Robin Hanson explores the causes and nature of our double-mindedness that makes us talk a good game about long term goals and make grand long term commitments only to default to short term preferences in practice:
All animals need different ways to reason about things up close vs. far away. And because humans are especially social, our forager ancestors evolved especially divergent near and far minds. Far minds could emphasizepresenting an idealized image to others, while near minds could focus on managing our less visible actions. Homo hypocritus could see himself from afar, and sincerely tell himself and others that when it mattered he would do the honorable thing. Even if in fact he’d probably act less honorably.
One reason this was possible was that foragers had pretty weak commitment mechanisms. Yes, they could promise future actions, but they rarely coordinated to track others’ promises and violations, or to organize consistent responses. So forager far minds could usually wax idealistic without much concern for expensive consequences.
In contrast, farmer norms and social institutions could better enforce commitments. But instead of generically enforcing all contacts, to give far minds more control over farmer lives, farmers were careful to only enforce a limited range of commitments. Cultural selection evolved a set of approved standard commitments that better supported a farmer way of life.
Even today, our legal systems forbid many sorts of contracts, and we generally distrust handling social relations via explicit flexible contracts, rather than via more intuitive social interactions and standard traditional commitments. We are even reluctant to use contracts to give ourselves incentives to lose weight, etc.

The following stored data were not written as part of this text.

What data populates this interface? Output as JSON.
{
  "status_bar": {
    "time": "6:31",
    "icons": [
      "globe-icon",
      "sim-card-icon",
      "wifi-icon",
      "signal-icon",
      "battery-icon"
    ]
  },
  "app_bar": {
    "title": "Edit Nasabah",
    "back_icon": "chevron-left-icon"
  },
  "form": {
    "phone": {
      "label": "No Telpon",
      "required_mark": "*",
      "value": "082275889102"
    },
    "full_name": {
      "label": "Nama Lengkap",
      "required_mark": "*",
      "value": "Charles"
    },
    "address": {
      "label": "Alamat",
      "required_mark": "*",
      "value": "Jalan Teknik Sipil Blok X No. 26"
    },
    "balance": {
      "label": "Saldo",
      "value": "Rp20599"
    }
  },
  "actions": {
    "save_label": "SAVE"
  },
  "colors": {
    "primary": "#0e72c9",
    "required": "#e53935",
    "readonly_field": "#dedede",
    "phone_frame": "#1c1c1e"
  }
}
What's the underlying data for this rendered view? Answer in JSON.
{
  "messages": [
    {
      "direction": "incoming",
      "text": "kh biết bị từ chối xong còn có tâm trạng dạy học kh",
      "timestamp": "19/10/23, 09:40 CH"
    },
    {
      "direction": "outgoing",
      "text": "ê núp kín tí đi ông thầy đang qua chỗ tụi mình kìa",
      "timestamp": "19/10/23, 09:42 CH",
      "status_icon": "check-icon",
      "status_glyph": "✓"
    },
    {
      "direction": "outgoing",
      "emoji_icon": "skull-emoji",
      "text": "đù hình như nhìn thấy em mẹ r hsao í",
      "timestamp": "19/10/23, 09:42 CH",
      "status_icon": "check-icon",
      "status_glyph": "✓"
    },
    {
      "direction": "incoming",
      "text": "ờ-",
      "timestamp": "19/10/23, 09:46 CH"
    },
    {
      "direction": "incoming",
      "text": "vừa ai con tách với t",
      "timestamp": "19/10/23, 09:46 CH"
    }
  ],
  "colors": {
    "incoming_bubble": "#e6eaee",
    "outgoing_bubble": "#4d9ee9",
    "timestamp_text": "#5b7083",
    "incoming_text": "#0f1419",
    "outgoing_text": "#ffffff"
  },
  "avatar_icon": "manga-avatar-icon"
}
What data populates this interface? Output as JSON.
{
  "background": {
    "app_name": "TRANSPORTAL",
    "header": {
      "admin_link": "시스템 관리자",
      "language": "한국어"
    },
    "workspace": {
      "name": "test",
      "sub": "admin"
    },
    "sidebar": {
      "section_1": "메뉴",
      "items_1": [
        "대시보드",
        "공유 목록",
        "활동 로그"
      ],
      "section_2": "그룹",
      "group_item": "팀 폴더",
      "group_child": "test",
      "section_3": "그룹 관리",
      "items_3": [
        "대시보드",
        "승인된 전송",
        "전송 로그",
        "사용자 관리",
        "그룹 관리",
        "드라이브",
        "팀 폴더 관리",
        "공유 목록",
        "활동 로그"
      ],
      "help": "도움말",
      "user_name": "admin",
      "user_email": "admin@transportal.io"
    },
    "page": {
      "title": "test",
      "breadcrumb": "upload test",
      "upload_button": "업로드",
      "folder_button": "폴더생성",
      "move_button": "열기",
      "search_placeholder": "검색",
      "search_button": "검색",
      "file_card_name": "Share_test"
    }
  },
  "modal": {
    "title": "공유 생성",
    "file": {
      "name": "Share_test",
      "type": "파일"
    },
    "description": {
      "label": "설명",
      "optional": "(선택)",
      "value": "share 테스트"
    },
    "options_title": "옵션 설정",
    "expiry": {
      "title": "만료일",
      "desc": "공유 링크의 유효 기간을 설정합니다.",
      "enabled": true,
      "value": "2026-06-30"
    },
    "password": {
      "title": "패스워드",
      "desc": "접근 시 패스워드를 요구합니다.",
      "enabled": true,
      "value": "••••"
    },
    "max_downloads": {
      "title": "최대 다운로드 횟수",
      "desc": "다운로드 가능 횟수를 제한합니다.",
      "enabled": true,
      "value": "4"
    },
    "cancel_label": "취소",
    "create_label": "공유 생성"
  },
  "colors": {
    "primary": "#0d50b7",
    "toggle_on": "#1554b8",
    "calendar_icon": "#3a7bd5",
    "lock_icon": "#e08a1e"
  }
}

Hanson’s practical takeaway:
encouraging folks to commit more to decisions ahead of time should result in actions being driven more by our more idealistic far minds. In your far mind, you might think you’d like this consequence. But when you take concrete actions, your near mind will be in more control, making you more wary of this grand idealistic plan to get more grand idealism. Our hypocritical minds are a delicate balance, a intricate compromise between conflicting near and far tendencies. Beware upsetting that balance, via crude attempts to get one side to win big over the other.